I tend to admit students who have interests in psychotherapy research related to common factors across psychotherapy orientations and diagnoses rather than on developing evidence within these categories. I tend to study how clients and therapists both bring to therapy their own sets of skills, ideas about problems, and ways of functioning in the world that facilitates their process of healing. Instead of conceptualizing therapy as sets of therapists' interventions, I am more intrigued with therapists' intentions in how they empower clients to generate change that is appropriate for them in their own contexts and with how clients understand and utilize these processes in their own self-healing processes. My research examines both clients’ internal experiences within psychotherapy sessions as well as therapists’ intentional processes as they work together to form strategies to solve problems. I am interested in integrative psychotherapies and the integration of constructivist, humanistic, and multicultural-feminist perspectives and how to understand psychotherapy outcome in a manner that reflects change across a variety of therapy approaches.

· Research on the quality of psychotherapy: This work focuses upon how clients experience psychotherapy and evaluate the quality of their therapy (see Levitt, Butler & Hill, 2006; Levitt, Pomerville & Surace, 2016).
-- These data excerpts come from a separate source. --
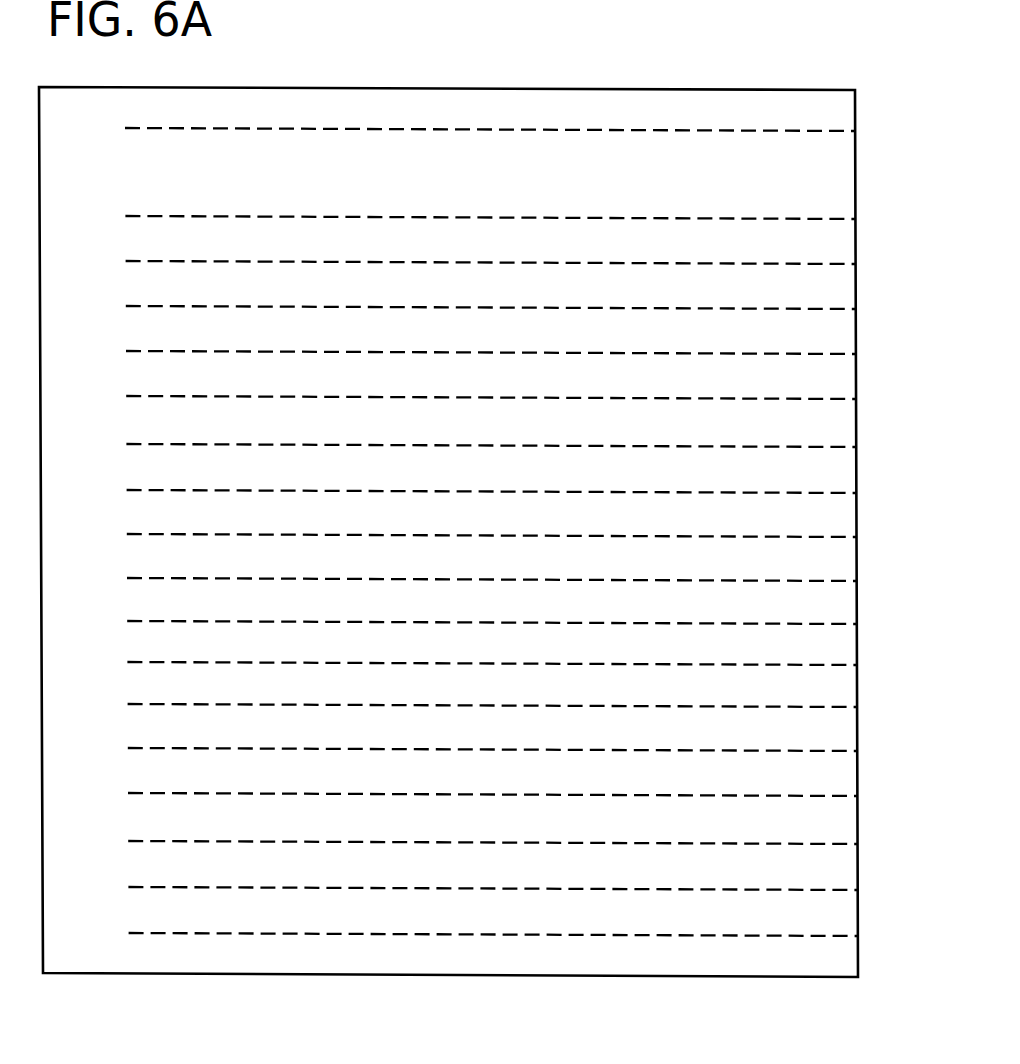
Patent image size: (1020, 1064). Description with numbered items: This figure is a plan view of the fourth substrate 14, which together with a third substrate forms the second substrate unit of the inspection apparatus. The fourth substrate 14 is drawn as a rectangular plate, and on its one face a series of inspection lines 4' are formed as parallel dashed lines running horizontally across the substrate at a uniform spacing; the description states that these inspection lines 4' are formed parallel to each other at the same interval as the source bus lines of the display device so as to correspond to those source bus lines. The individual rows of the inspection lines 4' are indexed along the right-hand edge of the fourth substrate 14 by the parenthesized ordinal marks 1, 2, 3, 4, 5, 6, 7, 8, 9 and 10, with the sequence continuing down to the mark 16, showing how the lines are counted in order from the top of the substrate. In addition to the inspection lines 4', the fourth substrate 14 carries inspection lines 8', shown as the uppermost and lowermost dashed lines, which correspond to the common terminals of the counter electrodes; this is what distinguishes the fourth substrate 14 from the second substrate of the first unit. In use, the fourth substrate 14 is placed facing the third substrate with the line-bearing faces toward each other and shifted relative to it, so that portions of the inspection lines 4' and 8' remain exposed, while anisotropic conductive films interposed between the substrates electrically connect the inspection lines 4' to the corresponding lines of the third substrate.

The fourth substrate 14 is at (448, 496).
The inspection lines 4' is at (522, 458).
The inspection lines 8' is at (491, 534).
The slice line 1 is at (513, 217).
The slice line 2 is at (514, 262).
The slice line 3 is at (514, 307).
The slice line 4 is at (514, 352).
The slice line 5 is at (514, 397).
The slice line 6 is at (514, 445).
The slice line 7 is at (514, 491).
The slice line 8 is at (514, 535).
The slice line 9 is at (514, 579).
The slice line 10 is at (523, 622).
The slice line 16 is at (524, 888).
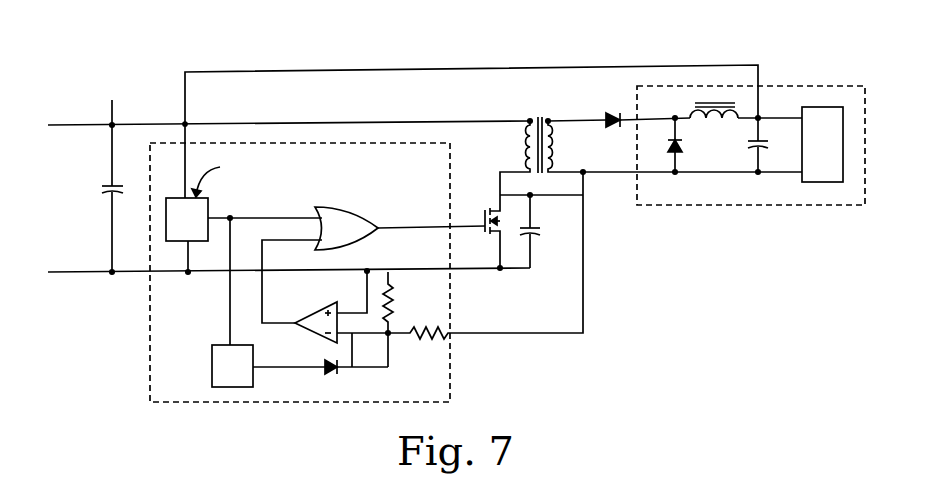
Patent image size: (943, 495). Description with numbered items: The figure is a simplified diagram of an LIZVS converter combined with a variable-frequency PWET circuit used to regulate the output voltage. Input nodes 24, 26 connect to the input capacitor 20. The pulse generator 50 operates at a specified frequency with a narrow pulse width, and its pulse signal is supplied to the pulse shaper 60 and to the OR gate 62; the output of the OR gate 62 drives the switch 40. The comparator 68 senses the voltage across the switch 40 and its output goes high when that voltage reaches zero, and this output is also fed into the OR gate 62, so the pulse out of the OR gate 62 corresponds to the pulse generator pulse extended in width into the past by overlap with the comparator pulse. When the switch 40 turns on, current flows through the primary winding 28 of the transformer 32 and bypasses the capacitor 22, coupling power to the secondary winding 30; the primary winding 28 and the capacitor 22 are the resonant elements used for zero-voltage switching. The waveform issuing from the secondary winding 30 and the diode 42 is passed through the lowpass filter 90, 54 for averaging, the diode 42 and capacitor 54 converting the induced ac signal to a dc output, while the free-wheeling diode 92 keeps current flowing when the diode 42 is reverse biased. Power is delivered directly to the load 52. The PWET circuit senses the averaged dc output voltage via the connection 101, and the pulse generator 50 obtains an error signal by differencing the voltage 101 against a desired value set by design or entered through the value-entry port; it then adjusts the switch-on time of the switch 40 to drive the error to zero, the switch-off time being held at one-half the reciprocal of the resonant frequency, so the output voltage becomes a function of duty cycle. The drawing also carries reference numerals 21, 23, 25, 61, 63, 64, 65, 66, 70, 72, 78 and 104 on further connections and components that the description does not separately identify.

The input capacitor 20 is at (97, 190).
The input node 24 is at (112, 100).
The input node 26 is at (112, 271).
The connection 101 is at (300, 69).
The pulse generator 50 is at (248, 211).
The control output line 64 is at (268, 216).
The OR gate 62 is at (345, 215).
The gate drive line 23 is at (432, 229).
The pulse shaper 60 is at (232, 302).
The comparator output line 65 is at (276, 324).
The comparator 68 is at (323, 318).
The comparator input 61 is at (362, 311).
The node 63 is at (353, 340).
The diode 66 is at (330, 366).
The resistor 70 is at (398, 293).
The current sense resistor 72 is at (427, 340).
The control circuit 78 is at (455, 388).
The transformer 32 is at (538, 116).
The primary winding 28 is at (526, 152).
The secondary winding 30 is at (552, 152).
The diode 42 is at (614, 112).
The switching node 21 is at (499, 194).
The switch 40 is at (484, 225).
The capacitor 22 is at (542, 230).
The source node 25 is at (500, 270).
The output filter stage 104 is at (790, 207).
The free-wheeling diode 92 is at (668, 147).
The lowpass filter 90 is at (714, 121).
The capacitor 54 is at (770, 143).
The load 52 is at (822, 144).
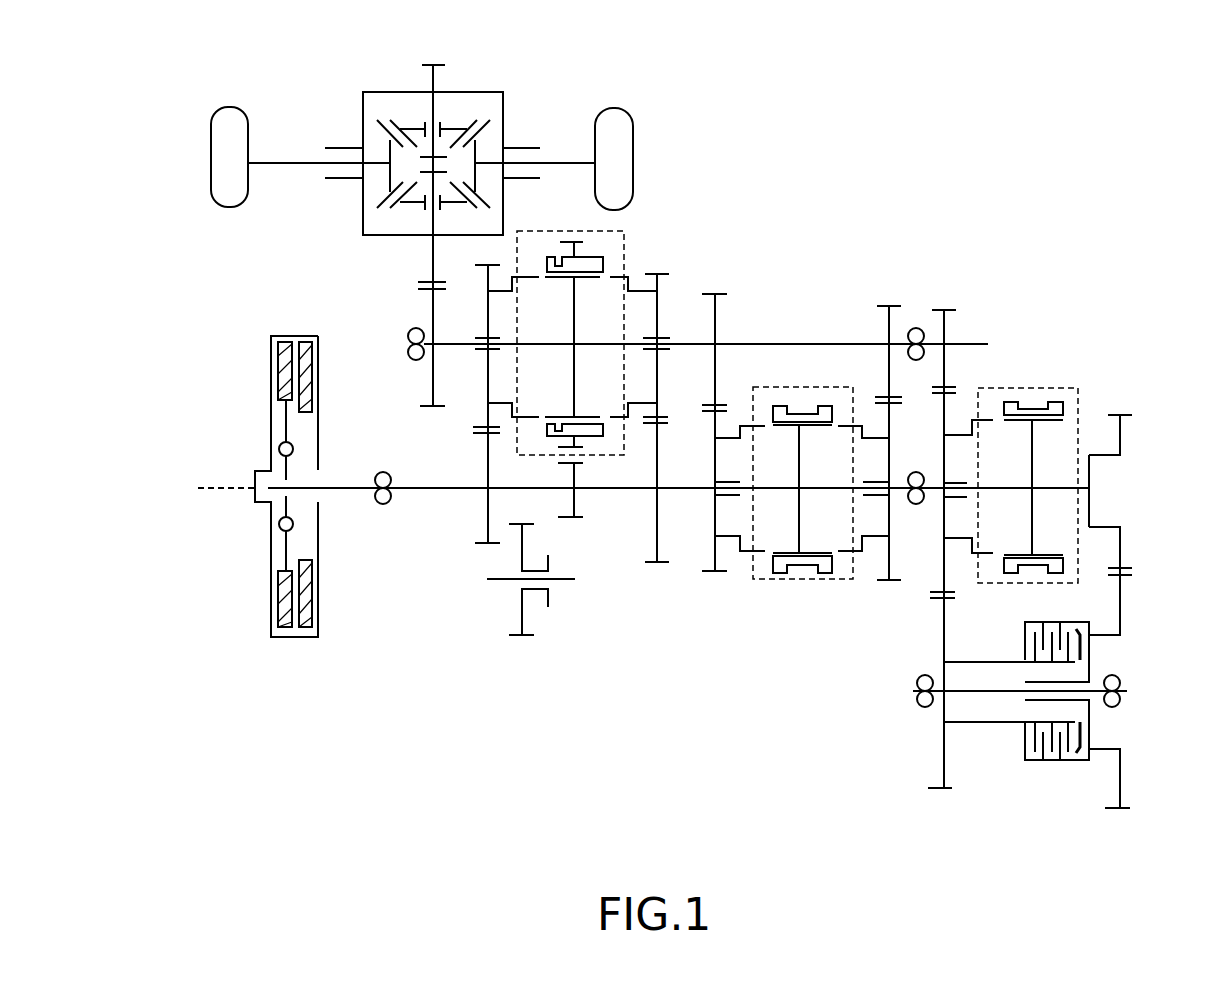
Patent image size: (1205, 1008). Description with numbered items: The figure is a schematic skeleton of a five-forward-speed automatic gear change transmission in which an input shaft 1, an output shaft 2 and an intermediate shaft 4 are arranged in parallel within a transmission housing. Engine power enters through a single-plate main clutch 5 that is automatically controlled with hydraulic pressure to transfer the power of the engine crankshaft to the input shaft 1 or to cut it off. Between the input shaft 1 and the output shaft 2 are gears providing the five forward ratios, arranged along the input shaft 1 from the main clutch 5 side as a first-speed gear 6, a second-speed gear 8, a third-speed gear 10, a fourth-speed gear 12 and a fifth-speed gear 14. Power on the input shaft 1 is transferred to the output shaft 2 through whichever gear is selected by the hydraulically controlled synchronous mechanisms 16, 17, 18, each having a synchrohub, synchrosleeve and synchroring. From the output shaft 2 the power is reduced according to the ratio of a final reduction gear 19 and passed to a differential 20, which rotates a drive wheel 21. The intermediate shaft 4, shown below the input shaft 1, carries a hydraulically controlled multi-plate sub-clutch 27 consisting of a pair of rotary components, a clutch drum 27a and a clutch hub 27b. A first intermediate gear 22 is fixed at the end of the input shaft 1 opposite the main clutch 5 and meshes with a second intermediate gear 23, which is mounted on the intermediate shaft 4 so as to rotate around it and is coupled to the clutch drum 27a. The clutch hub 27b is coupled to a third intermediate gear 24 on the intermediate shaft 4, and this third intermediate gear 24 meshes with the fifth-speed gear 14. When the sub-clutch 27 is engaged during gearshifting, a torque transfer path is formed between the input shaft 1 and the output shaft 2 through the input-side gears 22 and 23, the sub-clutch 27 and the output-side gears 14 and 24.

The input shaft 1 is at (430, 492).
The output shaft 2 is at (978, 344).
The intermediate shaft 4 is at (1125, 697).
The main clutch 5 is at (271, 367).
The first-speed gear 6 is at (480, 551).
The second-speed gear 8 is at (664, 568).
The third-speed gear 10 is at (722, 577).
The fourth-speed gear 12 is at (886, 586).
The fifth-speed gear 14 is at (938, 571).
The synchronous mechanism 16 is at (633, 250).
The synchronous mechanism 17 is at (806, 583).
The synchronous mechanism 18 is at (1053, 388).
The final reduction gear 19 is at (406, 294).
The differential 20 is at (503, 113).
The drive wheel 21 is at (633, 140).
The first intermediate gear 22 is at (1122, 412).
The second intermediate gear 23 is at (1120, 605).
The third intermediate gear 24 is at (943, 750).
The sub-clutch 27 is at (998, 730).
The clutch drum 27a is at (1089, 650).
The clutch hub 27b is at (983, 660).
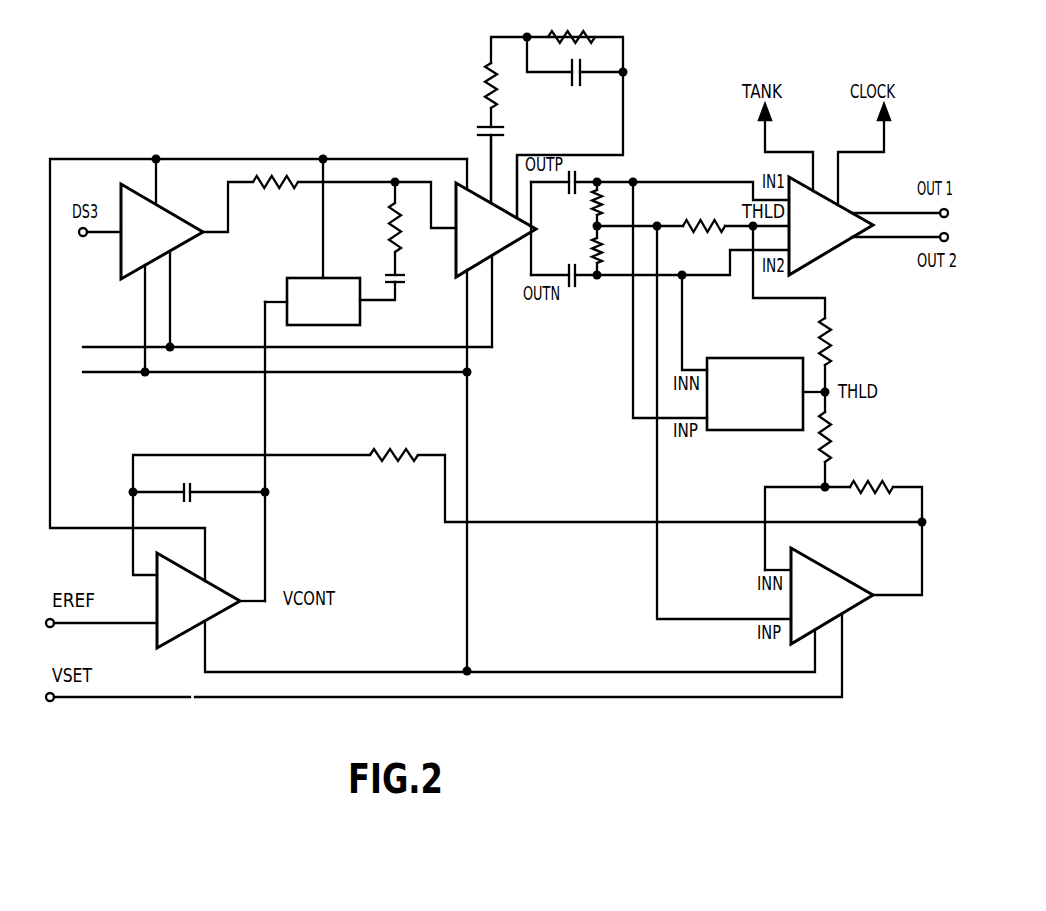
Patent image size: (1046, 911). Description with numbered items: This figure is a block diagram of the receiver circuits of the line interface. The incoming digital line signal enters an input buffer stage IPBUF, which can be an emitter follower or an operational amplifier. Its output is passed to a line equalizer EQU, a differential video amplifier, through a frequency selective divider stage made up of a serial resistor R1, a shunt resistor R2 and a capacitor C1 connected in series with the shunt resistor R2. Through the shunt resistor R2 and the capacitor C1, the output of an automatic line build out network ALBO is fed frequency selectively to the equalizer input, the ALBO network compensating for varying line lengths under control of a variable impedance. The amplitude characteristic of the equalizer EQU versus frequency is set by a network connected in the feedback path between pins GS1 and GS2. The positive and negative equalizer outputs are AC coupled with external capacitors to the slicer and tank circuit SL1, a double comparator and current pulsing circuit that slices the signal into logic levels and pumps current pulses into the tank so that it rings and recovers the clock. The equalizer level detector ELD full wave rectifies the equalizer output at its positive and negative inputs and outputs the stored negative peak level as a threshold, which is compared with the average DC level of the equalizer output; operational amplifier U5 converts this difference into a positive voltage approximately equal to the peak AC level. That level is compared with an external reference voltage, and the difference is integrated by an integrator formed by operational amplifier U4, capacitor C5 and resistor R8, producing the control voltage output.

The input buffer stage IPBUF is at (162, 231).
The serial resistor R1 is at (275, 196).
The shunt resistor R2 is at (379, 227).
The capacitor C1 is at (407, 283).
The automatic line build out network ALBO is at (323, 301).
The line equalizer EQU is at (496, 230).
The feedback pin GS1 is at (490, 191).
The feedback pin GS2 is at (515, 191).
The slicer and tank circuit SL1 is at (831, 226).
The equalizer level detector ELD is at (755, 394).
The operational amplifier U5 is at (832, 596).
The operational amplifier U4 is at (198, 600).
The capacitor C5 is at (201, 480).
The resistor R8 is at (394, 470).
We have developed a new measure, the Clients’ Experiences of Therapy Scale (CETS). The measure has strong psychometrics and is innovative in that it offers a way to assess the types of changes that clients have indicated are most important to them within their reports on their experiences of psychotherapy. It assesses many goals of therapy that are not captured by traditional symptom and functional outcome measures, reflecting gains such as insight, relational connection, and self-direction. Using this measure can allow researchers to evaluate therapy more comprehensively and in a manner that reflects clients’ experiences of what is important to them about therapy.

· Likely upcoming projects: I am hoping that an incoming student in this area would become involved in furthering research on clients' experiences of psychotherapy outcome and examining the ways clients define success in psychotherapy. Depending on students' interests, this may involve using our CETS measure alongside of other measures and questions and/or by exploring the many ways that outcome and therapy quality can be understood across therapy orientations. It also might involve qualitative or mixed methods research on clients' in-therapy experiences.

In addition, I am interested in working with incoming student on issues related to the development of clinical guidelines for practice and the use of qualitative research in that effort. Projects in this area might involve considering an client population or issue and then using meta-analytic methods that will allow psychologists to integrate evidence of varied forms (quantitative, qualitative, process measure research) to create practice guidelines that are grounded in the entire research literature on a topic rather than a narrowed set of evidence.

Recommended reading

Levitt, H. M., Pomerville, A. & Surace, F. I. (2016). A qualitative meta-analysis examining clients’ experiences of psychotherapy: A new agenda. Psychological Bulletin. http://dx.doi.org/10.1037/bul0000057

Wu, M. B., & Levitt, H. M. (2020, Online first). A Qualitative Meta-Analytic Review of the Therapist Responsiveness Literature: Guidelines for Practice and Training. Journal of Contemporary Psychotherapy.

Levitt, H. M. & Williams, D. C. (2010). Facilitating client change: Principles based upon the experiences of eminent psychologists. Psychotherapy Research, 20, 337-352. doi: 10.1080/10503300903476708.